In a series of elaborate genetic experiments, Newcastle University scientists have shown, for the first time, that mitochondria are driving cellular aging. When the researchers removed mitochondria from aging cells, the cells took on a much younger appearance.
The study, published in the EMBO Journal and titled “Mitochondria are required for pro-ageing features of the senescent phenotype“, opens the path to developing therapies that counteract the cellular aging processes in disease by targeting mitochondria.
The aging process is characterized by the accumulation of damage to all the body’s cells. Damage that cannot be repaired remains in a cell, which increases cellular inflammation and, hence, the aging process.
Researchers, led by Dr. João Passos, used cultured human cells in which they managed to induce a process called mitophagy — normally responsible for eliminating damaged or faulty mitochondria. By triggering this process on a large-scale, the team managed to remove most, if not all, of the aging cells’ mitochondria.
They then noticed that the cells became revitalized, having characteristics of much younger cells. Comparing the mitochondria-free old cells to young cells, the team also observed that the levels of expression of genes known to drive aging, as well as the concentrations of inflammatory molecules and oxygen free radicals, were comparable in the two cell types.

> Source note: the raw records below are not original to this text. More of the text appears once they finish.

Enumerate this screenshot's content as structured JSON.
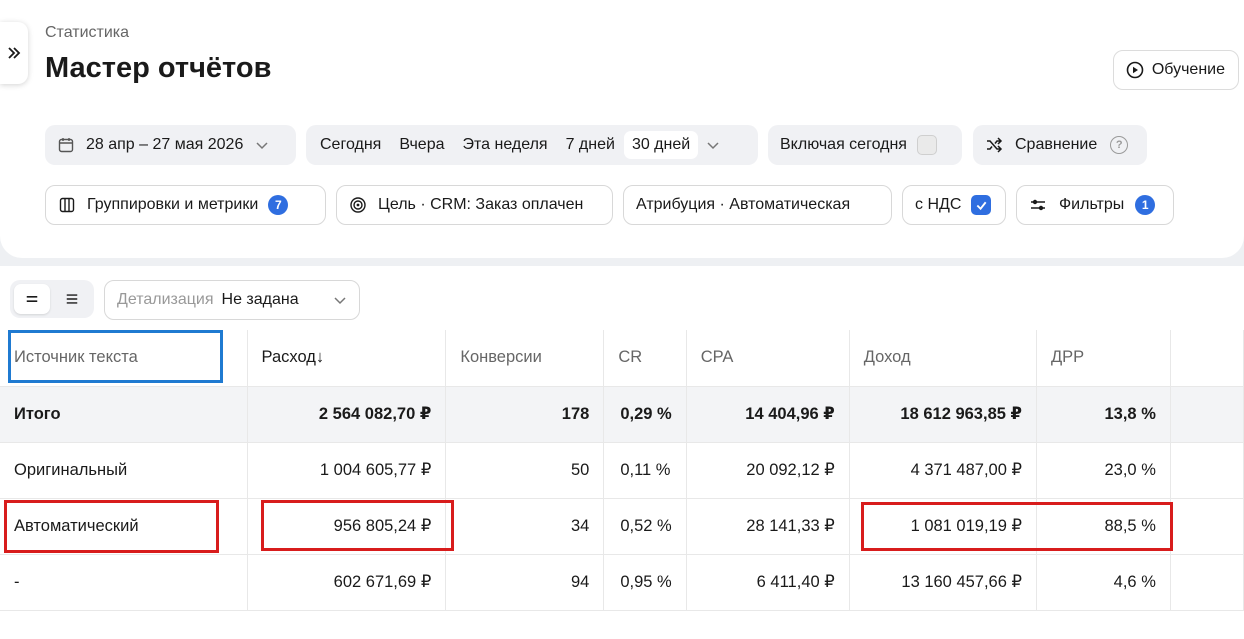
{
  "header": {
    "breadcrumb": "Статистика",
    "title": "Мастер отчётов",
    "learn_label": "Обучение"
  },
  "filters": {
    "date_range": "28 апр – 27 мая 2026",
    "periods": [
      "Сегодня",
      "Вчера",
      "Эта неделя",
      "7 дней",
      "30 дней"
    ],
    "active_period": "30 дней",
    "include_today_label": "Включая сегодня",
    "include_today_checked": false,
    "compare_label": "Сравнение",
    "help_glyph": "?",
    "groupings_label": "Группировки и метрики",
    "groupings_count": "7",
    "goal_label": "Цель · CRM: Заказ оплачен",
    "attribution_label": "Атрибуция · Автоматическая",
    "vat_label": "с НДС",
    "vat_checked": true,
    "filters_label": "Фильтры",
    "filters_count": "1"
  },
  "view": {
    "detail_label": "Детализация",
    "detail_value": "Не задана"
  },
  "table": {
    "columns": [
      "Источник текста",
      "Расход↓",
      "Конверсии",
      "CR",
      "CPA",
      "Доход",
      "ДРР"
    ],
    "total": [
      "Итого",
      "2 564 082,70 ₽",
      "178",
      "0,29 %",
      "14 404,96 ₽",
      "18 612 963,85 ₽",
      "13,8 %"
    ],
    "rows": [
      [
        "Оригинальный",
        "1 004 605,77 ₽",
        "50",
        "0,11 %",
        "20 092,12 ₽",
        "4 371 487,00 ₽",
        "23,0 %"
      ],
      [
        "Автоматический",
        "956 805,24 ₽",
        "34",
        "0,52 %",
        "28 141,33 ₽",
        "1 081 019,19 ₽",
        "88,5 %"
      ],
      [
        "-",
        "602 671,69 ₽",
        "94",
        "0,95 %",
        "6 411,40 ₽",
        "13 160 457,66 ₽",
        "4,6 %"
      ]
    ]
  },
  "colors": {
    "accent_blue": "#2f6ee0",
    "highlight_blue": "#1f7ad1",
    "highlight_red": "#d81c1c"
  }
}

“This is a very exciting and surprising discovery. We already had some clues that mitochondria played a role in the aging of cells, but scientists around the world have struggled to understand exactly how and to what extent these were involved. These new findings highlight that mitochondria are actually essential to the aging of cells,” said Dr. Passos in a press release.
Working with a number of U.S. and U.K. universities, the Newcastle team was also able to show that as cells grow older, the process of mitochondrial self-replication is driving cellular aging.
“This is the first time that a study demonstrates that mitochondria are necessary for cellular aging,” concluded Dr. Clara Correia-Melo, lead author of the study. “Now we are a step closer to devising therapies which target mitochondria to counteract the aging of cells.”